2009 eurovision şarkı yarışması'na bariz bir şekilde hasta hasta katılmış sanatçıdır. anlamadığım şey, bu kafilenin bir doktoru yok mudur? bu kadının sesi bu hale gelirken neredeydi bunlar? sadece sesi olsa gam yemeyecegim; resmen vokaller götürdü şarkıyı. sadece "düm tek tek" kısımlarında bağırarak öne çıkarak tipik vokalistlik hileleri ile şarkıyı söylüyormuş gibi gorundu diyebiliriz bugün.
hele hele, surinam'dan hollanda'ya yeni iltica etmiş rastalı futbolcuları andıran yeşilli vokal, zaten hastalıklı olan görüntüye iyice tuz biber ekti.
ama şunu rahatlıkla diyebilirim ki; tüm bu olumsuz havaya rağmen hadise bugün ilk 5'e girecektir.
bu cümleleri belki de 2009 eurovision şarkı yarışması başlığı altına yazmam gerekiyor ama ben bu başlığı seçtim ve seçimimden de memnunum.

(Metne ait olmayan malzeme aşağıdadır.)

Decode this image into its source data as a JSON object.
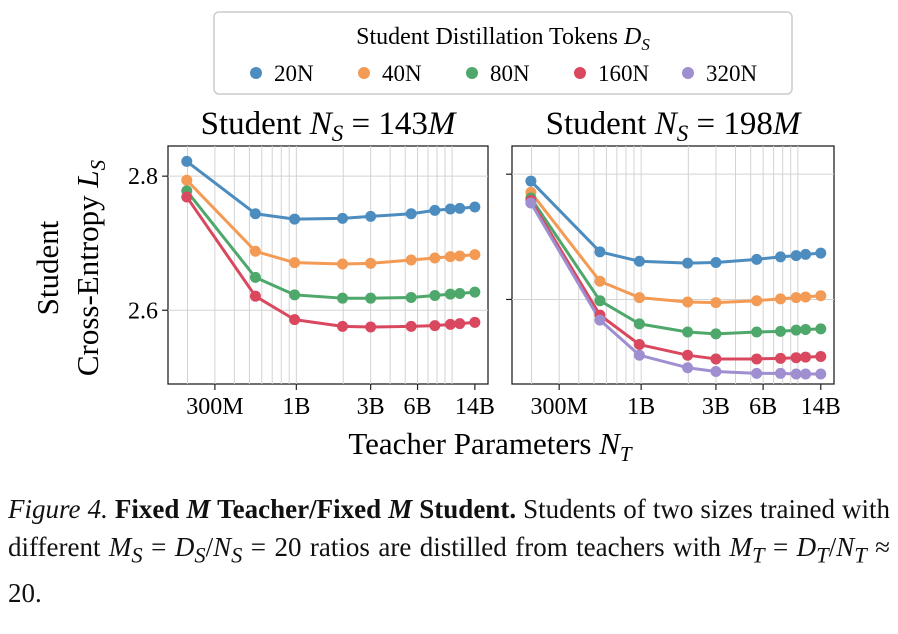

hadise'nin ilk 5 e bile girmesini istemiyorum.başarı kazanmasını ümit etmiyorum.temennim kötü bir sonuçla rusyadan ayrılmasıdır.sadece hadise için değil ondan sonraki eurovision şarkı yarışmasına katılacak adaylar için de temennim aynı yöndedir,hadise'den önceki yarışmacılar için de aynı şeyleri düşünmüş ve arzulamıştım.
peki neden?
dünyada bu şarkı yarışmasını türkiye ermenistan ve yunanistan kadar abartan,varlık koşulu sayacak düzeyde kendinden geçiren güzellemelerle göklere çıkartan kaç ülke var?başka ülkelerde amatör düzeyde şarkıcılık yapan insanların ya da grupların aday olduğu,yarıştığı bu yarışmayı biz neden bu kadar abartıyoruz?buradaki galibiyet/dereceye girme/birincilik ülke sanatına ya da sosyal yapısına ne denli olumlu tesirde bulunmakta?kendimizi parçalarcasına adapte olduğumuz bu şarkı yarışmasını böylesine bir milli mücadeleye çevirip, terinin son damlasına kadar kaç kişi haftalar önceden yarışma gündemine kilitlenmekte?bu haksız abartının sebebi nedir?